Moving kids From Dirt to Desks

September 2021 View more

Dolores Bopp Potterton sits at a newly built desk with two Alenga students.

Ever since Naperville resident Dolores Bopp Potterton, founder and president of U4Uganda (, was a little girl, she has felt called to visit Africa. Her desire to help others is something that has been ingrained in her since childhood. “To be a Bopp meant you were going to serve others,” she explains. In 2009, her dream became a reality when she visited Uganda for the first time on a mission that would forever change her life and the lives of those she serves in the village of Alenga.  
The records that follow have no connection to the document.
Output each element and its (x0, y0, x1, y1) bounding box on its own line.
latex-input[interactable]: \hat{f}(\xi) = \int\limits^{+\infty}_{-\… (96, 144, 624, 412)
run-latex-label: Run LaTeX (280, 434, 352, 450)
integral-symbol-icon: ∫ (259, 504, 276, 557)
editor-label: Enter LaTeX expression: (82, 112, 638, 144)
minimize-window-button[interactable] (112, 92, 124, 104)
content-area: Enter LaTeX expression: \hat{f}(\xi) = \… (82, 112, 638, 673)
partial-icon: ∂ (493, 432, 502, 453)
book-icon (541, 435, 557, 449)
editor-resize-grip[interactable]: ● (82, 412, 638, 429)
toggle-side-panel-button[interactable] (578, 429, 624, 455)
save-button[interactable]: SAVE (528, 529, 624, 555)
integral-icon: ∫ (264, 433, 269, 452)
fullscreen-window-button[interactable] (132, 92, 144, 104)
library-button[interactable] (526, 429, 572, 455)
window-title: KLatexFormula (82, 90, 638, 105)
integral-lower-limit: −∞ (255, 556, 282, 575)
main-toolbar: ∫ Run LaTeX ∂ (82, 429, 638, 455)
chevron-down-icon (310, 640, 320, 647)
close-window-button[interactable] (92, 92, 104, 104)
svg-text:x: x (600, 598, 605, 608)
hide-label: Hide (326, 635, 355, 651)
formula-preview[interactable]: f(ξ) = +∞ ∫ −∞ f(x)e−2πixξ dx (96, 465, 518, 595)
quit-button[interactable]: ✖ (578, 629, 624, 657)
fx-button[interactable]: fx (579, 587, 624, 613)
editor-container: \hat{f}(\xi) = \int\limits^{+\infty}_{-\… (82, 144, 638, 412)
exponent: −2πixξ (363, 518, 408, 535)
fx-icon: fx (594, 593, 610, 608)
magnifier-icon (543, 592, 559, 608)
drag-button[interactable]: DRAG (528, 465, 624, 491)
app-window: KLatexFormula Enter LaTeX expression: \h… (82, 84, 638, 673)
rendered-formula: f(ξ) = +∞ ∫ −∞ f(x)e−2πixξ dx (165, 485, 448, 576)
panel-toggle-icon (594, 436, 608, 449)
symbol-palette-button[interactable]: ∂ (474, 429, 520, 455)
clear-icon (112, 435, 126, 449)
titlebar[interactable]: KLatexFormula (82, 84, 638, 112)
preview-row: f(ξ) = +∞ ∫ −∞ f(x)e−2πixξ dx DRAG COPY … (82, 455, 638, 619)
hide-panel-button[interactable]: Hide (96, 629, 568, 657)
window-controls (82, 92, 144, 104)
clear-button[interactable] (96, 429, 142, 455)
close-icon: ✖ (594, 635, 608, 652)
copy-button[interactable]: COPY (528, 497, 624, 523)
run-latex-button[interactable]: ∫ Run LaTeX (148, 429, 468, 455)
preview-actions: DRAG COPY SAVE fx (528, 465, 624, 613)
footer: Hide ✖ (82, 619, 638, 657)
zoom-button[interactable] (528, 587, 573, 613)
When Bopp Potterton first arrived in the primitive village, she was overwhelmed with how large the village was and the complexity of the problems its people faced. Only 25 percent of children attended school beyond fourth grade. Many were orphans fleeing war and persecution. It was a place where people had little, and yet they shared what they had with others. Bopp Potterton wanted to help the community, but with poor sanitation, no electricity, and contaminated drinking water, she didn’t know where to begin. It wasn’t until she visited a local school that her focus became clear. 

“There were 1,110 children in nine classrooms. Some of them walked an hour and a half to get to school. And they all sat on the dirt floor to learn,” she says. “All that the children wanted were desks. The wise headmaster told me that if we got the children out of the dirt, everything would change.”

It proved impossible to import desks, so she and a local missionary priest started a cottage industry where villagers could learn the building trade. Since then, they have built desks for 21 schools and have witnessed the entire community change. “Wherever there are desks, there is no dropout rate. School enrollment has increased to almost 100 percent. In 2016, children began advancing to secondary school for the first time in the history of the village,” she explains. Because of that, the mindset of parents changed. Children are no longer required to drop out at a young age and help the family. “It’s altered the parents’ whole outlook,” Bopp Potterton says. “They now realize that education causes change. It has become prestigious to send children to school.”

Because Ugandan schools have been closed due to the COVID-19 pandemic and recent flooding has destroyed 50 percent of the farms, U4Uganda has temporarily shifted its focus to providing food and other necessities to the village. “Even though they are suffering, they are the most grateful, the most generous, happiest people I know,” she says. “I will continue to serve them until I take my last breath.” Bopp Potterton was recently named a Paul Harris Fellow by Rotary International. U4Uganda will celebrate its 10th anniversary as a nonprofit next month.